Cette histoire travaille un principe que la psychologie du développement émotionnel a confirmé ces dernières années : chez les enfants de quatre à six ans, la conscience corporelle arrive avant le vocabulaire émotionnel. Avant de pouvoir dire « je suis en colère », l'enfant ressent de la chaleur, de la pression, de l'agitation dans le corps. Si nous adultes sautons directement aux mots (« calme-toi », « ne sois pas en colère »), nous manquons l'endroit où la régulation se passe vraiment : le corps. La Mamie de Milo n'enseigne pas une technique — elle tape du pied à côté de lui. Cette différence est le cœur pédagogique de l'histoire.

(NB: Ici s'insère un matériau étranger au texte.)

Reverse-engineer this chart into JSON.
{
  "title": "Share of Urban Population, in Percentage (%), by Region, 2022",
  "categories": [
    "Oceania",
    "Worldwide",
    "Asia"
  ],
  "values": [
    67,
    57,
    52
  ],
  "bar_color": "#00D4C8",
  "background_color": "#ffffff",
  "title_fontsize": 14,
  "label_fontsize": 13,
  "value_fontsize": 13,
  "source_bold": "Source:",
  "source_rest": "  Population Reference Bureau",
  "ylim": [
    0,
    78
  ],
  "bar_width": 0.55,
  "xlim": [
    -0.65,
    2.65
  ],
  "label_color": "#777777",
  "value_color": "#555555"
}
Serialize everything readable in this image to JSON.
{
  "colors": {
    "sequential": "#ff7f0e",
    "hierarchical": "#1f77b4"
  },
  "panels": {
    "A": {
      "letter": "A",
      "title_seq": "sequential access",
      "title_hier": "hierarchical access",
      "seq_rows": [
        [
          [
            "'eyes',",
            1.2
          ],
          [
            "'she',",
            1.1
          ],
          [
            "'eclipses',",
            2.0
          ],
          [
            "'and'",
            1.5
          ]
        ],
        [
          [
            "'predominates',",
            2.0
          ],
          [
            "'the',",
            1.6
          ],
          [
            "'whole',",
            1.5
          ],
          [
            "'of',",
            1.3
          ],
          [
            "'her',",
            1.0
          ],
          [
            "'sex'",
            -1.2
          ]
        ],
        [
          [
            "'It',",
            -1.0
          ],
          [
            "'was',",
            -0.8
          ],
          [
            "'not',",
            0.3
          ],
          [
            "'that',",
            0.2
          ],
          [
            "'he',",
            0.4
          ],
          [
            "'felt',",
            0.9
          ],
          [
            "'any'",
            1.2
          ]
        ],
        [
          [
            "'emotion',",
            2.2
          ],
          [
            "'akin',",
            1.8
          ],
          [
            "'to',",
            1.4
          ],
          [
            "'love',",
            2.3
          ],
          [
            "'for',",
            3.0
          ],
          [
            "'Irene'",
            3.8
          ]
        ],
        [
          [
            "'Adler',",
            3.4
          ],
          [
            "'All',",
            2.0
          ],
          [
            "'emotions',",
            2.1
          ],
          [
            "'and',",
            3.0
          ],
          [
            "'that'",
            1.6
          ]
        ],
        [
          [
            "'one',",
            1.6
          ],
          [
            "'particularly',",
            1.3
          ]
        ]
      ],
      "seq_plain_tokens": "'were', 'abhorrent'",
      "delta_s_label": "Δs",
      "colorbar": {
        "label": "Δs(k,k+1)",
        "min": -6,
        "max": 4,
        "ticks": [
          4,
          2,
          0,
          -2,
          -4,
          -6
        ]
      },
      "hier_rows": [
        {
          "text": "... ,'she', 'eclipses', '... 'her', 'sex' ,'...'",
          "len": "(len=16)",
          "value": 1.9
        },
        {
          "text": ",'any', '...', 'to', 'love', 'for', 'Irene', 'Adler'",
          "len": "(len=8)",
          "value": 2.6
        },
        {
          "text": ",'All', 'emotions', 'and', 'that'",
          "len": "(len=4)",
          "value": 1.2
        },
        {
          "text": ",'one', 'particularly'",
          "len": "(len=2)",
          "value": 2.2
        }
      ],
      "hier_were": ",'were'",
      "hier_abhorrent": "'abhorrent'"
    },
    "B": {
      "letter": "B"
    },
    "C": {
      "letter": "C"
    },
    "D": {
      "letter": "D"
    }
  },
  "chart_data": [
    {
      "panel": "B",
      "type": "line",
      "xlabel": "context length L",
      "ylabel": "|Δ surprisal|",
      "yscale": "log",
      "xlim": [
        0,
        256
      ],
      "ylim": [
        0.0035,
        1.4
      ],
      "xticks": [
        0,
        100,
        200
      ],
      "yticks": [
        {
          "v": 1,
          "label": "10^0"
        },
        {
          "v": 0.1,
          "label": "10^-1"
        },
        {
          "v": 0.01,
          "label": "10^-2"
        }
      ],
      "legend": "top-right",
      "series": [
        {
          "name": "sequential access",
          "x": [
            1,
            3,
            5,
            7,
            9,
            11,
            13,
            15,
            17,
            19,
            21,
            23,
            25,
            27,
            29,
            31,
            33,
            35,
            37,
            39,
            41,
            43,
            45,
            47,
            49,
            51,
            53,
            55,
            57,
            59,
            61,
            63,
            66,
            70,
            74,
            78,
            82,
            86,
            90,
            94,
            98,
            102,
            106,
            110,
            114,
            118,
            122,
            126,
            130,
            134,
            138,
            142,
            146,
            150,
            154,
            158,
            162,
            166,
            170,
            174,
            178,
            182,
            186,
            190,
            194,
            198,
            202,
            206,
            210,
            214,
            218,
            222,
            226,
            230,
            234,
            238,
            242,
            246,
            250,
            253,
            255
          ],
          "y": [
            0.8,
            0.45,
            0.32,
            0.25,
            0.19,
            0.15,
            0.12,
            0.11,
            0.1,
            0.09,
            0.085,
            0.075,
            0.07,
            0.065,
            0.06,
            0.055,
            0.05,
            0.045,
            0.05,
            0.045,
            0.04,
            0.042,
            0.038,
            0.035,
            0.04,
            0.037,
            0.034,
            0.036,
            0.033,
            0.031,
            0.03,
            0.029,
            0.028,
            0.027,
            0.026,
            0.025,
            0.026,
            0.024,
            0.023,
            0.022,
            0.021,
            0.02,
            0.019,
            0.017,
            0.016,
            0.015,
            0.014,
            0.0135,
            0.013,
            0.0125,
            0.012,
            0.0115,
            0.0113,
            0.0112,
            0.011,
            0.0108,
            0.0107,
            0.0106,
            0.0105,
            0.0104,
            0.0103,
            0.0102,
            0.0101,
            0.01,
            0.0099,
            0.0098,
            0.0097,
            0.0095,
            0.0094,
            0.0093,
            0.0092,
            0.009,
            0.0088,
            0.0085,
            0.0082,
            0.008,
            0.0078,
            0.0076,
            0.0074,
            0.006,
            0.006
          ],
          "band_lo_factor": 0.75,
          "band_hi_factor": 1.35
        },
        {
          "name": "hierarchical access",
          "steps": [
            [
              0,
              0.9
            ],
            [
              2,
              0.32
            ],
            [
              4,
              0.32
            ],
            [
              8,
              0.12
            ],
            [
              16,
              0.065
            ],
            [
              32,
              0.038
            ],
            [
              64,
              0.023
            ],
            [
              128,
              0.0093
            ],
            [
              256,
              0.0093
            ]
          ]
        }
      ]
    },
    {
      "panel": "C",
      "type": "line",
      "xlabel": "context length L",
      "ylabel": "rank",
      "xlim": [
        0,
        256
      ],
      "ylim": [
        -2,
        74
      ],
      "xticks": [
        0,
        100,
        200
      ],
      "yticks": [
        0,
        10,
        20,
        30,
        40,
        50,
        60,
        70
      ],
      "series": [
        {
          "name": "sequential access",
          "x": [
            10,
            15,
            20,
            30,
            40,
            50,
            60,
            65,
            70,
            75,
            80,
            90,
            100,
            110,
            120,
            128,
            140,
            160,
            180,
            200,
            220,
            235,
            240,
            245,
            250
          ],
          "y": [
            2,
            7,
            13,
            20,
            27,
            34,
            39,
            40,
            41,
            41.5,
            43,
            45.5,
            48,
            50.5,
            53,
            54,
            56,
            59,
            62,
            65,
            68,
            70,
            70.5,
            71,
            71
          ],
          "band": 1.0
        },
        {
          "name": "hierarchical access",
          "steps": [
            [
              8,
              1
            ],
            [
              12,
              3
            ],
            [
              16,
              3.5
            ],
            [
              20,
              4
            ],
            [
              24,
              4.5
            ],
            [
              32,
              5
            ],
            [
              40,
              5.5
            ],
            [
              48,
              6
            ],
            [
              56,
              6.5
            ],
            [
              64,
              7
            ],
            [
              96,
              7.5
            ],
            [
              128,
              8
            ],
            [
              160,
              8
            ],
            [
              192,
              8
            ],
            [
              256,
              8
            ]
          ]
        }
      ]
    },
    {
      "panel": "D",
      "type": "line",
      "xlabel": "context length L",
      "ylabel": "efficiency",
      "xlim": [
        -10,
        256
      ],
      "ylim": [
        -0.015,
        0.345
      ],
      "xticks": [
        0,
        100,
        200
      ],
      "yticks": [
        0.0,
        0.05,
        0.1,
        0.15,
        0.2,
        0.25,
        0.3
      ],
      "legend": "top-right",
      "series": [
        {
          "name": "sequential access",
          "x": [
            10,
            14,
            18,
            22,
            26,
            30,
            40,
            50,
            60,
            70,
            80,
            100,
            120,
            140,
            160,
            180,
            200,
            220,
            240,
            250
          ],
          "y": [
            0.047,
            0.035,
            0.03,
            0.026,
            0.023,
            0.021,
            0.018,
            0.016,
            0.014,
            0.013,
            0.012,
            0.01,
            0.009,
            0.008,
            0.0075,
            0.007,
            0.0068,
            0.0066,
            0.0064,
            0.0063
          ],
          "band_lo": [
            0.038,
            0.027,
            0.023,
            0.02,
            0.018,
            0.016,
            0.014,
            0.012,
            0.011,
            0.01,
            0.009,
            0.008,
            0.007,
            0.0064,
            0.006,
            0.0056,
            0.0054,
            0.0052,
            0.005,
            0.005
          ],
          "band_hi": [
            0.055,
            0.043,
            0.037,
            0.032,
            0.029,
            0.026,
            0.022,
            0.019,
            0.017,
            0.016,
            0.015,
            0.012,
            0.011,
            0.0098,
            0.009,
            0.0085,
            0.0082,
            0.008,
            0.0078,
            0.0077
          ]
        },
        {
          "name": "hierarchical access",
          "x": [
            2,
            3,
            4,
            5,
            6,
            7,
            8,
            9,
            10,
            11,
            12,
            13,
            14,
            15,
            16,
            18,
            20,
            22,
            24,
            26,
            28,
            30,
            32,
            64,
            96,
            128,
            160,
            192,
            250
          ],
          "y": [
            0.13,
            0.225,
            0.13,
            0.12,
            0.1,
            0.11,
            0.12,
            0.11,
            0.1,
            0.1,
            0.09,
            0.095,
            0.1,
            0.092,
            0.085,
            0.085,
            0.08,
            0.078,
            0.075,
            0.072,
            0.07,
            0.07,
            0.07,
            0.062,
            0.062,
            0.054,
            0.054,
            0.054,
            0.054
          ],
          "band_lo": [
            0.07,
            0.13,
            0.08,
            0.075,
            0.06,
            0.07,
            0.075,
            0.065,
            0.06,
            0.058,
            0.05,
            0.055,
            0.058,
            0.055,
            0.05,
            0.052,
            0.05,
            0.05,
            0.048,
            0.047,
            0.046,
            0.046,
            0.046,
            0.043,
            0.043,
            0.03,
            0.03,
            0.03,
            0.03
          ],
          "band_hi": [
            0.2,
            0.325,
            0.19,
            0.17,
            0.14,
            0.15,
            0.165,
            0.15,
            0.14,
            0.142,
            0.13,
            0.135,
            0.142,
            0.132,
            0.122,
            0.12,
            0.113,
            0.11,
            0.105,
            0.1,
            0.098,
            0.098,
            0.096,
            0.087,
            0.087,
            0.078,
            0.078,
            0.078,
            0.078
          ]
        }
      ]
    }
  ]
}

Une précision importante pour les adultes lecteurs : le geste de taper du pied fort est contre le SOL — non pas contre des objets ou des personnes. C'est une technique d'ancrage (ancrage corporel par la pression dans les pieds) reconnue dans la pratique clinique avec les enfants : elle relie le corps au lieu où l'on est et redonne un sentiment de contrôle. Ce n'est pas une décharge agressive, ce n'est pas « taper sur quelque chose », cela ne répète pas la violence. La distinction est cruciale — en accompagnant l'enfant, il aide de renforcer verbalement que l'on tape contre le sol, pas contre les choses ou les personnes, pour que la lecture reste claire.

Pour les familles et les éducateurs, l'histoire offre deux images très concrètes (le volcan qui monte et descend, la fumée qui sort en ligne droite) et deux actions immédiatement imitables (taper du pied fort, souffler doucement) qui peuvent s'intégrer dans la vie quotidienne sans besoin de manuel.